We advocate that the target should only be net zero if the use of carbon offsets to achieve this target is ruled out. We view carbon offset schemes as highly problematic due to the likelihood of issues such as verification, additionality and permanence. Greenhouse gas removal (GGR) technology is therefore far more likely to be required over carbon offset schemes. Resource (land, water, food, energy etc.) scarcity means that GGR must also be minimised and is likely to remain very high cost. As workers in the sector, we are concerned that leaders will bank on the use of cheap, ineffective offsets over the next two decades to “achieve” this 2040 target when it appears highly likely that the use of such schemes will soon be discontinued. If they are relied on, then removed, the sector would be faced with unexpected high GGR costs that may cause a severe industry crash and loss of employment that could have been avoided through more robust forward planning.

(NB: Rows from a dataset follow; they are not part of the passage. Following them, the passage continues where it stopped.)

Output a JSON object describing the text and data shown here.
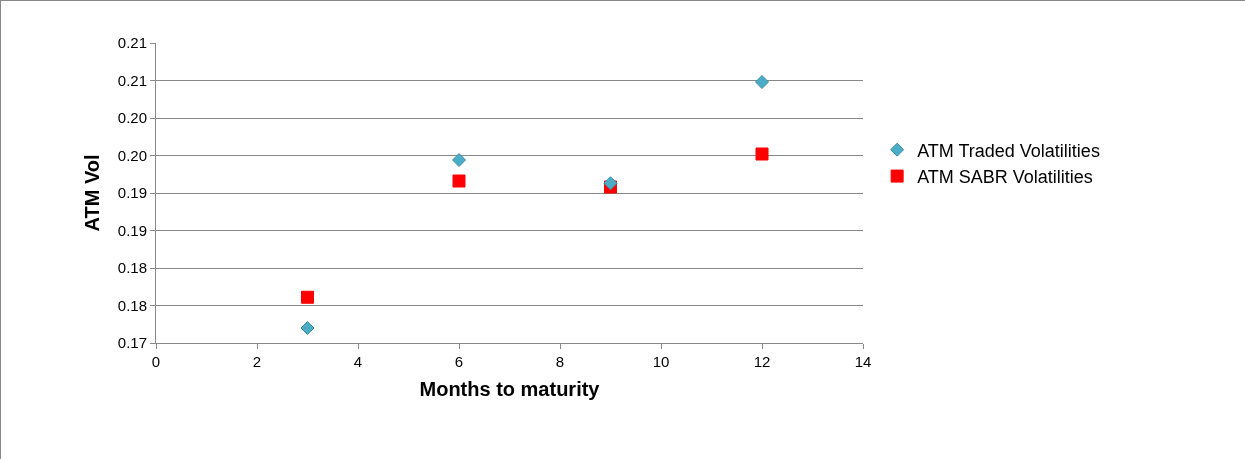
{
  "chart_data": {
    "type": "scatter",
    "xlabel": "Months to maturity",
    "ylabel": "ATM Vol",
    "xlim": [
      0,
      14
    ],
    "xticks": [
      0,
      2,
      4,
      6,
      8,
      10,
      12,
      14
    ],
    "ylim": [
      0.17,
      0.21
    ],
    "yticks": [
      {
        "value": 0.17,
        "label": "0.17"
      },
      {
        "value": 0.175,
        "label": "0.18"
      },
      {
        "value": 0.18,
        "label": "0.18"
      },
      {
        "value": 0.185,
        "label": "0.19"
      },
      {
        "value": 0.19,
        "label": "0.19"
      },
      {
        "value": 0.195,
        "label": "0.20"
      },
      {
        "value": 0.2,
        "label": "0.20"
      },
      {
        "value": 0.205,
        "label": "0.21"
      },
      {
        "value": 0.21,
        "label": "0.21"
      }
    ],
    "grid": "y",
    "legend": "right",
    "x": [
      3,
      6,
      9,
      12
    ],
    "series": [
      {
        "name": "ATM Traded Volatilities",
        "color": "#4bacc6",
        "marker": "diamond",
        "values": [
          0.172,
          0.1944,
          0.1913,
          0.2048
        ]
      },
      {
        "name": "ATM SABR Volatilities",
        "color": "#ff0000",
        "marker": "square",
        "values": [
          0.1761,
          0.1916,
          0.1908,
          0.1952
        ]
      }
    ]
  }
}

In addition, a realistic tax / emissions price on aviation fossil fuel would make ‘SAF’ a more economically competitive fuel. This would incentivise all stakeholders to increase investment in technological innovation and would remove a significant barrier to uptake of SAF by operators i.e.: cost. The increased cost would be borne by consumers, adhering to the stated ‘polluter pays’ principle 

A price premium means introducing a carbon tax, at a realistic level, on aviation fossil fuels. Ideally this would be applied as an emissions price that accounts for both CO2 and non-CO2 impacts, as a potential benefit of alternative fuels is the ability to partially reduce both CO2 and non-CO2 emissions. Clarity (currently lacking) on the relative pricing of all emissions would be of great benefit for the industry to plan and select the most appropriate technology strategies.

Fuel tax (emissions pricing) is essential, with a frequent flyer levy on top to place the bulk of increased financial burden on to frequent flyers who are predominantly from high-income and high emissions groups.

Discuss international aviation emissions at COP26.

CORSIA will be ineffective as the most emissions are exempt and the price of emissions will fall within the uncertainty of existing fuel price fluctuations. CORSIA needs to be replaced or drastically reformed to change this.